150 女の戦いをしている者がおんな
「・・・95356295141.3、類推出来るものを描け。」
「え?」
「7114829 9214829 3514829 次に来る数字を答えよ。」
「????」
剣聖ブレアがよく分からない数を並べる。全然、何を言っているのか分からない。
「これが第七層の出す問いの一部。分かる?」
「全然。こんなの答えられる人がいるとしたらアフタぐらいよ。」
「そうね。アフタなら何とかなるかも知れない。」
まずい、第七層は知識戦か。全く攻略できる気がしない。カンゾウは無理そうだ。カッチェもたぶん駄目だろう。サルミアキはもしかしたらこういうのは強いかも知れない。
「ちなみに第六層のボスはどんなのなんですか?」
「第六層のボスはシゥゾゥ。心の強さが試される。あそこの攻略も難航したわ。」
心の強さ? 何それ?
「攻略時間を考えると、どうやらアフタはあっさりと突破したらしいわ。私の思っていたとおりだった。」
もしかしてこの人、アフタを狙っている?
「ずいぶんとアフタを評価しているのね。ちなみに私とアフタは許嫁だから。」
「許嫁?!」
なんだろう、ダンジョン攻略とアフタの話の反応の落差は? 剣聖ブレアはしばらくの間、驚いたような表情をしていたけれど、すぐに表情を戻す。
「そういう設定・・・。」
ボソリと言う。彼女は時々よく分からないことを言う。とにかくダンジョン攻略の先輩であることは確かだ。できる限り情報を引き出しておこう。
そして私は宿屋に戻った。剣聖ブレアから情報を引き出す過程で、私からはアフタの情報を散々引き出された気がする。色々な意味で要注意な相手だ。しかし最後には私が勝利することとなった。どうやって勝ったか? 簡単なことだ。アフタからパンティを送られた話をしたのだ。 最後の剣聖ブレアの顔は、私が勝利を確信するのに十分な表情だった。
その日の夜、私達のパーティーは第六層攻略に向けて作戦会議を行った。まずは耐熱装備を調えること。しかしボス戦に関しては決定打となる案は出なかった。何度でも挑戦できるので命の危険は無いという話だ。今までに比べれば逆に緩いぐらいだ。とにかく挑戦してみるしかない。心の強さに自信は無いけれど、アフタに会いたいという気持ちは誰にも負けるつもりは無い。
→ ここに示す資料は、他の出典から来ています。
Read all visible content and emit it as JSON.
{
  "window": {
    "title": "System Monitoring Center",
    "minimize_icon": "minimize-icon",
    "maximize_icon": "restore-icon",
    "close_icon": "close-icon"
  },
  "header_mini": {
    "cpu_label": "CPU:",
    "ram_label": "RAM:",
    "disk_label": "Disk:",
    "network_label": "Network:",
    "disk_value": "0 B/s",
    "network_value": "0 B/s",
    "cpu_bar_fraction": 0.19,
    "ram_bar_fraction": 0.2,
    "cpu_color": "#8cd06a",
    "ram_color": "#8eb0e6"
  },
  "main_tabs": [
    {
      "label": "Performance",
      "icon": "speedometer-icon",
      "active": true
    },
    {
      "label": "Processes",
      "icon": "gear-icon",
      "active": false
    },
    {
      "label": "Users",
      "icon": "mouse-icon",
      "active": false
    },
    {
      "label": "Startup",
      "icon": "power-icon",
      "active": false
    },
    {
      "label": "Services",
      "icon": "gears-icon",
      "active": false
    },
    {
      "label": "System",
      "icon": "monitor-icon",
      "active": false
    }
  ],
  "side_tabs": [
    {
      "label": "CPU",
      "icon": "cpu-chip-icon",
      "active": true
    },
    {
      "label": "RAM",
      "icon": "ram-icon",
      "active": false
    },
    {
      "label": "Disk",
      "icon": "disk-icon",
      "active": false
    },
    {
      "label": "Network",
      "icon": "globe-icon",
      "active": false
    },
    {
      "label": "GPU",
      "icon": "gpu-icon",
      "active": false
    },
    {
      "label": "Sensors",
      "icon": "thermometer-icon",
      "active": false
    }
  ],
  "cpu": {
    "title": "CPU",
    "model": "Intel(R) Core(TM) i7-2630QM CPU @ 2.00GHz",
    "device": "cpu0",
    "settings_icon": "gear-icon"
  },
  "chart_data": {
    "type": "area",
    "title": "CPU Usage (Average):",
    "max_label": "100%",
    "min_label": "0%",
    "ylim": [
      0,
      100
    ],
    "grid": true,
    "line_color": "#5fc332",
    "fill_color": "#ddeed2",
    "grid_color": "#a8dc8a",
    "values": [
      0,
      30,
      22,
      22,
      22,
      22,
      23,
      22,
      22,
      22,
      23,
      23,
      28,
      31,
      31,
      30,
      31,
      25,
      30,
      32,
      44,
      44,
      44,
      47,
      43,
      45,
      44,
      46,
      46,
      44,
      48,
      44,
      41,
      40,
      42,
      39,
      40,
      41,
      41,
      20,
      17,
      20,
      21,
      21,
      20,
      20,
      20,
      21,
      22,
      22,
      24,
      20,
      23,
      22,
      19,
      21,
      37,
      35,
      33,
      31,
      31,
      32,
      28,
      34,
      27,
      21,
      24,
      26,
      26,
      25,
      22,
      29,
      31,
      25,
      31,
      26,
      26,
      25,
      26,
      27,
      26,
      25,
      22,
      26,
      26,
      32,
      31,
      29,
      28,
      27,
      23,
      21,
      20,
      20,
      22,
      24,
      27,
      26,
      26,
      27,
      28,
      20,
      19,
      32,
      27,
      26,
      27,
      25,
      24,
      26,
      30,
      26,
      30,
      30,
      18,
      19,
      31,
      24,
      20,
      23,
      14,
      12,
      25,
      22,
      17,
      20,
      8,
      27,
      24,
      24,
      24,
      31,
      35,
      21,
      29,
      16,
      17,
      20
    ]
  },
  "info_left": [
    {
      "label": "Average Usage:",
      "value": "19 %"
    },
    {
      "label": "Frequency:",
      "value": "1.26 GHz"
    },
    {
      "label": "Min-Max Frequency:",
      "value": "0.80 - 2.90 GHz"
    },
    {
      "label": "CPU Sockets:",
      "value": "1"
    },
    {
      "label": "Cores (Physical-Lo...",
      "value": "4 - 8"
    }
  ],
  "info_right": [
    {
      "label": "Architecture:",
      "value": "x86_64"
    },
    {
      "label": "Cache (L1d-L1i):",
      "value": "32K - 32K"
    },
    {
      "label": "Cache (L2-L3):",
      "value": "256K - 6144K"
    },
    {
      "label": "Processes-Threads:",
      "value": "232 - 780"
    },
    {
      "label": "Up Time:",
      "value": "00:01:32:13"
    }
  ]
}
そして次の日、私達は装備を調え食料を調達し、再び第五層のボス部屋まで移動する。今回移動したのは第三層のボス部屋までと、第四層の裏手に回る部分だけだ。それ以外は転移アイテムのおかげで、瞬間移動で済んでいる。
誰もいない第五層のボス部屋の階段を降り、ついに第六層に到達した。第五層とは真逆、そこはひたすらに赤と黒が続く灼熱の大地だった。
「暑いっす。暑いのは苦手っす。」
「寒いのも苦手よね?」
「寒いのも暑いのも勘弁してもらいたいっす。」
確かに暑い。周囲は溶岩が各所に吹き出ていて、火傷しそうな蒸気が巻き上がっている。気をつけないと本当に危険だ。あれに触れたら暑いでは済まない。
「カッチェ、心頭を滅却すればまた火も涼しだ。」
今言ったカンゾウの語音はどこかで聞いたことがある。
「それってどこの言葉?」
「ボロディアの故郷のことわざです。故郷がどこなのかは分からず仕舞いですが。」
思い出した。そういえば昔アフタも言っていた。雪がちらつく頃、アフタが修行だと言って滝に打たれていた時だ。あの時、私は「寒くないの?」と聞いた。その時の答えがさっきの言葉だ。それを聞いた私は「火が涼しいのなら、ますます寒いんじゃない?」って言ったら、少し考えた顔をして「そうだね」って青い顔になって震えていたっけ。アフタは頭がいいのか悪いのか、私には理解できなかった。馬鹿と天才は紙一重という言葉もあるらしいので、アフタはきっとそれなのだろう。